If the reader will excuse a brief anecdote from my own intellectual
history, I would like to use it as an introduction to this book. In
1957, I was a sophomore at an undergraduate liberal arts college major-
ing in medieval history. This was the year that we were receiving our
first introduction to courses in philosophy, and I took to this study
with a passion. In pursuing philosophy, I discovered the area called
"philosophical psychology," which was a Thomistic category of inquiry.

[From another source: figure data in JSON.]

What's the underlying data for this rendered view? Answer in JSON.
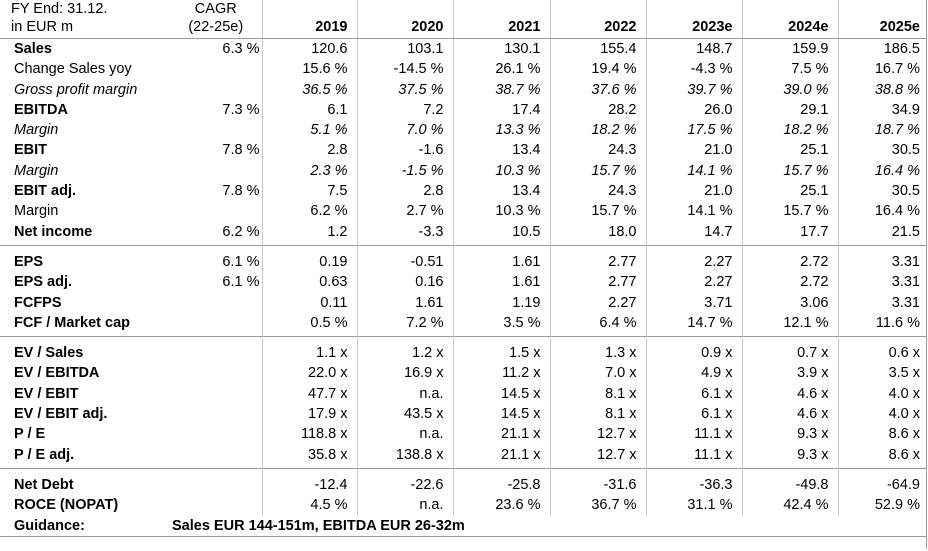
{
  "header": {
    "label_line1": "FY End: 31.12.",
    "label_line2": "in EUR m",
    "cagr_line1": "CAGR",
    "cagr_line2": "(22-25e)",
    "years": [
      "2019",
      "2020",
      "2021",
      "2022",
      "2023e",
      "2024e",
      "2025e"
    ]
  },
  "rows": [
    {
      "label": "Sales",
      "cagr": "6.3 %",
      "values": [
        "120.6",
        "103.1",
        "130.1",
        "155.4",
        "148.7",
        "159.9",
        "186.5"
      ]
    },
    {
      "label": "Change Sales yoy",
      "cagr": "",
      "values": [
        "15.6 %",
        "-14.5 %",
        "26.1 %",
        "19.4 %",
        "-4.3 %",
        "7.5 %",
        "16.7 %"
      ]
    },
    {
      "label": "Gross profit margin",
      "cagr": "",
      "values": [
        "36.5 %",
        "37.5 %",
        "38.7 %",
        "37.6 %",
        "39.7 %",
        "39.0 %",
        "38.8 %"
      ]
    },
    {
      "label": "EBITDA",
      "cagr": "7.3 %",
      "values": [
        "6.1",
        "7.2",
        "17.4",
        "28.2",
        "26.0",
        "29.1",
        "34.9"
      ]
    },
    {
      "label": "Margin",
      "cagr": "",
      "values": [
        "5.1 %",
        "7.0 %",
        "13.3 %",
        "18.2 %",
        "17.5 %",
        "18.2 %",
        "18.7 %"
      ]
    },
    {
      "label": "EBIT",
      "cagr": "7.8 %",
      "values": [
        "2.8",
        "-1.6",
        "13.4",
        "24.3",
        "21.0",
        "25.1",
        "30.5"
      ]
    },
    {
      "label": "Margin",
      "cagr": "",
      "values": [
        "2.3 %",
        "-1.5 %",
        "10.3 %",
        "15.7 %",
        "14.1 %",
        "15.7 %",
        "16.4 %"
      ]
    },
    {
      "label": "EBIT adj.",
      "cagr": "7.8 %",
      "values": [
        "7.5",
        "2.8",
        "13.4",
        "24.3",
        "21.0",
        "25.1",
        "30.5"
      ]
    },
    {
      "label": "Margin",
      "cagr": "",
      "values": [
        "6.2 %",
        "2.7 %",
        "10.3 %",
        "15.7 %",
        "14.1 %",
        "15.7 %",
        "16.4 %"
      ]
    },
    {
      "label": "Net income",
      "cagr": "6.2 %",
      "values": [
        "1.2",
        "-3.3",
        "10.5",
        "18.0",
        "14.7",
        "17.7",
        "21.5"
      ]
    },
    {
      "label": "EPS",
      "cagr": "6.1 %",
      "values": [
        "0.19",
        "-0.51",
        "1.61",
        "2.77",
        "2.27",
        "2.72",
        "3.31"
      ]
    },
    {
      "label": "EPS adj.",
      "cagr": "6.1 %",
      "values": [
        "0.63",
        "0.16",
        "1.61",
        "2.77",
        "2.27",
        "2.72",
        "3.31"
      ]
    },
    {
      "label": "FCFPS",
      "cagr": "",
      "values": [
        "0.11",
        "1.61",
        "1.19",
        "2.27",
        "3.71",
        "3.06",
        "3.31"
      ]
    },
    {
      "label": "FCF / Market cap",
      "cagr": "",
      "values": [
        "0.5 %",
        "7.2 %",
        "3.5 %",
        "6.4 %",
        "14.7 %",
        "12.1 %",
        "11.6 %"
      ]
    },
    {
      "label": "EV / Sales",
      "cagr": "",
      "values": [
        "1.1 x",
        "1.2 x",
        "1.5 x",
        "1.3 x",
        "0.9 x",
        "0.7 x",
        "0.6 x"
      ]
    },
    {
      "label": "EV / EBITDA",
      "cagr": "",
      "values": [
        "22.0 x",
        "16.9 x",
        "11.2 x",
        "7.0 x",
        "4.9 x",
        "3.9 x",
        "3.5 x"
      ]
    },
    {
      "label": "EV / EBIT",
      "cagr": "",
      "values": [
        "47.7 x",
        "n.a.",
        "14.5 x",
        "8.1 x",
        "6.1 x",
        "4.6 x",
        "4.0 x"
      ]
    },
    {
      "label": "EV / EBIT adj.",
      "cagr": "",
      "values": [
        "17.9 x",
        "43.5 x",
        "14.5 x",
        "8.1 x",
        "6.1 x",
        "4.6 x",
        "4.0 x"
      ]
    },
    {
      "label": "P / E",
      "cagr": "",
      "values": [
        "118.8 x",
        "n.a.",
        "21.1 x",
        "12.7 x",
        "11.1 x",
        "9.3 x",
        "8.6 x"
      ]
    },
    {
      "label": "P / E adj.",
      "cagr": "",
      "values": [
        "35.8 x",
        "138.8 x",
        "21.1 x",
        "12.7 x",
        "11.1 x",
        "9.3 x",
        "8.6 x"
      ]
    },
    {
      "label": "Net Debt",
      "cagr": "",
      "values": [
        "-12.4",
        "-22.6",
        "-25.8",
        "-31.6",
        "-36.3",
        "-49.8",
        "-64.9"
      ]
    },
    {
      "label": "ROCE (NOPAT)",
      "cagr": "",
      "values": [
        "4.5 %",
        "n.a.",
        "23.6 %",
        "36.7 %",
        "31.1 %",
        "42.4 %",
        "52.9 %"
      ]
    }
  ],
  "guidance": {
    "label": "Guidance:",
    "text": "Sales EUR 144-151m, EBITDA EUR 26-32m"
  }
}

For me, "philosophical psychology" meant a more intimate study of the
soul (psyche), and I immediately concluded that psychology as a
discipline must be about this pursuit. This philosophical interest led
me to enroll in my first introductory psychology course. Our text for
this course was the first edition of Ernest Hilgaard's Introduction to
Psychology. My reasons for entering this course were anticipated in the
introductory chapter of Hilgaard's book, where the discipline and its
boundaries were discussed, and this introduction was to disabuse me of
my original intention for enrolling in the course. I was to learn that,
in the 20th century, people who called themselves psychologists were no
longer interested in perennial philosophical questions about the human
psyche or person. In fact, these philosophical questions were considered
to be obscurantist and passe. Psychology was now the "scientific" study
of human behavior. This definition of psychology by Hilgaard was by no
means idiosyncratic to this introductory textbook.